As grandes cidades da Espanha são um caso à parte na proliferação dos jornais gratuitos. A Word Association Newspapers (Wan) estima que sua circulação cresceu mais de 40% entre 1998 e 2003. Todos os casos, até o momento, repetem o êxito que o jornal “Metrô” vem acumulando desde 1995, quando o tradicional conglomerado de mídia sueco Modern Times Group, também conhecido pela sigla MTG, lançou sua primeira versão metropolitana, em Estocolmo. Hoje, o tablóide é distribuido em 53 grandes cidades, em 17 países, com edições em 16 idiomas disferentes. Sua tiragem diaria total – 6 milhões – só é superada pelos grandes jornais japoneses.
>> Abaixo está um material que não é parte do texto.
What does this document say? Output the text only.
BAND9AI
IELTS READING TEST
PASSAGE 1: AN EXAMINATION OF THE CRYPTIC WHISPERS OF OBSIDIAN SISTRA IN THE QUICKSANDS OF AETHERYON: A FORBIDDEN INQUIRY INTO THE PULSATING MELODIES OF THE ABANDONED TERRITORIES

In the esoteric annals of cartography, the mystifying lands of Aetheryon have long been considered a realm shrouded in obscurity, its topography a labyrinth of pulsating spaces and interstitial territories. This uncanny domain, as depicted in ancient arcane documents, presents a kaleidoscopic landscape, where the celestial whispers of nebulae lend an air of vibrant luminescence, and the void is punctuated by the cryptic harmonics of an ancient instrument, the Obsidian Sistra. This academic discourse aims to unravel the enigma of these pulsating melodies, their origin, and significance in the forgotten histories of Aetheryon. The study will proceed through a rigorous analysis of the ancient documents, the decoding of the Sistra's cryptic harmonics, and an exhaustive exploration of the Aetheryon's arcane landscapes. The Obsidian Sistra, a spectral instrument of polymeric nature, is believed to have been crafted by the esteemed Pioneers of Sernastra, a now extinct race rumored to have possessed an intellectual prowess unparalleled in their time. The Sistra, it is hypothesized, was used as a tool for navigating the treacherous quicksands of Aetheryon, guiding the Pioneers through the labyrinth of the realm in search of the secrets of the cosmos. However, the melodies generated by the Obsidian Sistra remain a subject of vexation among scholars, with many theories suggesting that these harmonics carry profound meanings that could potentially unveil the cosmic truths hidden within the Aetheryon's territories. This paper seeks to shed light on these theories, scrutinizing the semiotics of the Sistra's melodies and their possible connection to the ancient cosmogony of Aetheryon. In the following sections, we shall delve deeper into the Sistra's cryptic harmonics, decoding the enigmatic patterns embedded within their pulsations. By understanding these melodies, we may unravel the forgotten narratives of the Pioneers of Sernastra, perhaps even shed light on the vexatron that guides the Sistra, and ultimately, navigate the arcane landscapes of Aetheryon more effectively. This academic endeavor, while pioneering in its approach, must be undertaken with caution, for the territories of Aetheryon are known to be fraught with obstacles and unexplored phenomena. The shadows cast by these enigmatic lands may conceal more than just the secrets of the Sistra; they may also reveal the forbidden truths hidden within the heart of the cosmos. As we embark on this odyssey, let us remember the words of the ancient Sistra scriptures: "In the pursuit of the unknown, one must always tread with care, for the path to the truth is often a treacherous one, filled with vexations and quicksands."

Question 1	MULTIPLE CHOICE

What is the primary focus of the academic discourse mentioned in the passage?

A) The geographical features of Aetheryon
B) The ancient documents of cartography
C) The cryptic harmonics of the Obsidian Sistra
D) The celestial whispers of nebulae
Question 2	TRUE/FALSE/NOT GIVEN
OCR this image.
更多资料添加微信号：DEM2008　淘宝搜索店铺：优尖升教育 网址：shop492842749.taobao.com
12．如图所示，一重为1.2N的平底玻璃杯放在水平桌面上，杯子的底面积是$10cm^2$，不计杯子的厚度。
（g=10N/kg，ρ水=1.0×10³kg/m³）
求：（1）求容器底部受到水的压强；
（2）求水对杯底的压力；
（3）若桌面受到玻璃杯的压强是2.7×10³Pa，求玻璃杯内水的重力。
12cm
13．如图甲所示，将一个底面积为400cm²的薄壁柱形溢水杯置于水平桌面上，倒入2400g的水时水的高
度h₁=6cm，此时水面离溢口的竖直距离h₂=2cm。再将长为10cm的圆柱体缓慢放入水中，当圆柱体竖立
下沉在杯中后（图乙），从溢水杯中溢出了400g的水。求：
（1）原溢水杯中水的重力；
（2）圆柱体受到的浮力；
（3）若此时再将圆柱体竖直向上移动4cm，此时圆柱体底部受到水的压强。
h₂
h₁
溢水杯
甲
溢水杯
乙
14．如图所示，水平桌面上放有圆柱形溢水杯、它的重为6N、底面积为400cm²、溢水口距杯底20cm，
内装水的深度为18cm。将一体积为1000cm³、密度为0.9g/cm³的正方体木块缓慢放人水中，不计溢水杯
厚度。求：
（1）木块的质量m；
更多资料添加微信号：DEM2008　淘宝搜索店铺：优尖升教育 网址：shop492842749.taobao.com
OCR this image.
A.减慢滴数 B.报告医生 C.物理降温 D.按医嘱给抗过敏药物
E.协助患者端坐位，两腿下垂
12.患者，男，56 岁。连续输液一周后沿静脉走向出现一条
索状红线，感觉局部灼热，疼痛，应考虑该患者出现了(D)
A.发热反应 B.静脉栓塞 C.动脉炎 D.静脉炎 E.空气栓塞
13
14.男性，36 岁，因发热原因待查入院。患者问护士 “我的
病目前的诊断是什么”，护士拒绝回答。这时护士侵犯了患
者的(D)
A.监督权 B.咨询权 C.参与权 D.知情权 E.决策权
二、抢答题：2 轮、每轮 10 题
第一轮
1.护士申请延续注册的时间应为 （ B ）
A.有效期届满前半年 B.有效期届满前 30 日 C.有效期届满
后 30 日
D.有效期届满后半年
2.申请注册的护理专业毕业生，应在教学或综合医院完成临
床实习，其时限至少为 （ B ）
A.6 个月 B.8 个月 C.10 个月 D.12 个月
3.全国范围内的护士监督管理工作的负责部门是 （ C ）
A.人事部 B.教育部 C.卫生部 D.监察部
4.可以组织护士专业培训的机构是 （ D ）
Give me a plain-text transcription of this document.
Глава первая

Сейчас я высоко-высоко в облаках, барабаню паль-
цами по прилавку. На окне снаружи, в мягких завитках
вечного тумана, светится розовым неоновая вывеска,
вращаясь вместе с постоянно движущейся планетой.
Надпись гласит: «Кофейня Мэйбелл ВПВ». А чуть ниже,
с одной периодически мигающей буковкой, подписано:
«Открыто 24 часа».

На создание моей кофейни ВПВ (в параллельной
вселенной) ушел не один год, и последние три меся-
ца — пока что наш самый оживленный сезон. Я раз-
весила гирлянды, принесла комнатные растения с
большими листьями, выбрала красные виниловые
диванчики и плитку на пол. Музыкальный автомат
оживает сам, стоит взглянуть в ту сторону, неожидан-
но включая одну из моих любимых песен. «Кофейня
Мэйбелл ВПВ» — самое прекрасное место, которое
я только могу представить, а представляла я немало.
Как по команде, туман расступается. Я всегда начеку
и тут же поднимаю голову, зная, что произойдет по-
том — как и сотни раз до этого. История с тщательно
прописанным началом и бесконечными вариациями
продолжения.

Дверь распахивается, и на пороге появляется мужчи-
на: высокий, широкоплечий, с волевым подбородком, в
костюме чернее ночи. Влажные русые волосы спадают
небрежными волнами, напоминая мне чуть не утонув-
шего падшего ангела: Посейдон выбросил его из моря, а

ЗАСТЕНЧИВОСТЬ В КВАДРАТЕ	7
A publicidade dos jornais da rede, segundo compromisso de seus controladores, ocupa, no máximo, 45% das páginas. Dos grandes grupos editoriais do mundo, o MTG é um dos poucos que desconhece crise financiera.
As empresas que copiaram o modelo original, como o “Latino”, voltado para a comunidade latino-americana em três regiões do país – Madri, Barcelona e Levante – também não têm do que se queixar. Em sua edição de 15 de maio passado, o “Latino” comemorou com os leitores ter atingido a tiragem de 140 mil exemplares semanais em seus dois primeiros anos de vida, segundo a PGD, uma espécie de instituto verificador de circulação exclusivo para as publicações gratuitas. Os maiores anunciantes do “Latino” da edição citada eram o Citibank, a Telefónica, a Wester Union (empresa de serviços financeiros dos EUA) e a rede de frango frito KFC.
O MTG já estendeu-se para duas grandes capitais sul-americanas – Buenos Aires e Santiago do Chile -, mas colheu fracasso no Brasil justamente o país com o maior número de capitais e grandes cidades capazes de propiciar lucros com a iniciativa. O único exemplo conhecido deu-se no Rio de Janeiro, onde o grupo estrangeiro uniu-se a um grupo local para explorar o trânsito de pessoas no metrô da segunda maior cidade do Brasil. O metrô do Rio tem como principal acionista o governo estadual, que, na época, era ocupado por Anthony Garotinho.
A iniciativa resistiu inicialmente aos ataques dos jornais tradicionais, mas não às denuncias de corrupção veiculadas pelos jornais tradicionais, e naufragou de vez quando se descobriu que o jornal estava sendo impresso na gráfica do próprio metrô. Outra grande barreira, além da corrupção que marcou o caso, é que, tanto no Rio de Janeiro quanto em qualquer outra cidade brasileira, os distribuidores dos jornais precisam ser cadastrados como “ambulantes” para estar de acordo com a lei.
Mas o modelo de negócio é bom – e dá certo, se as prefeituras resistirme à pressão dos jornais tradicionais – tomando como base o custo industrial para impressão: cada exemplar de jornal tamanho tablóide, com 24 páginas e impressão em quatro cores, sai por menos de R$ 0,50.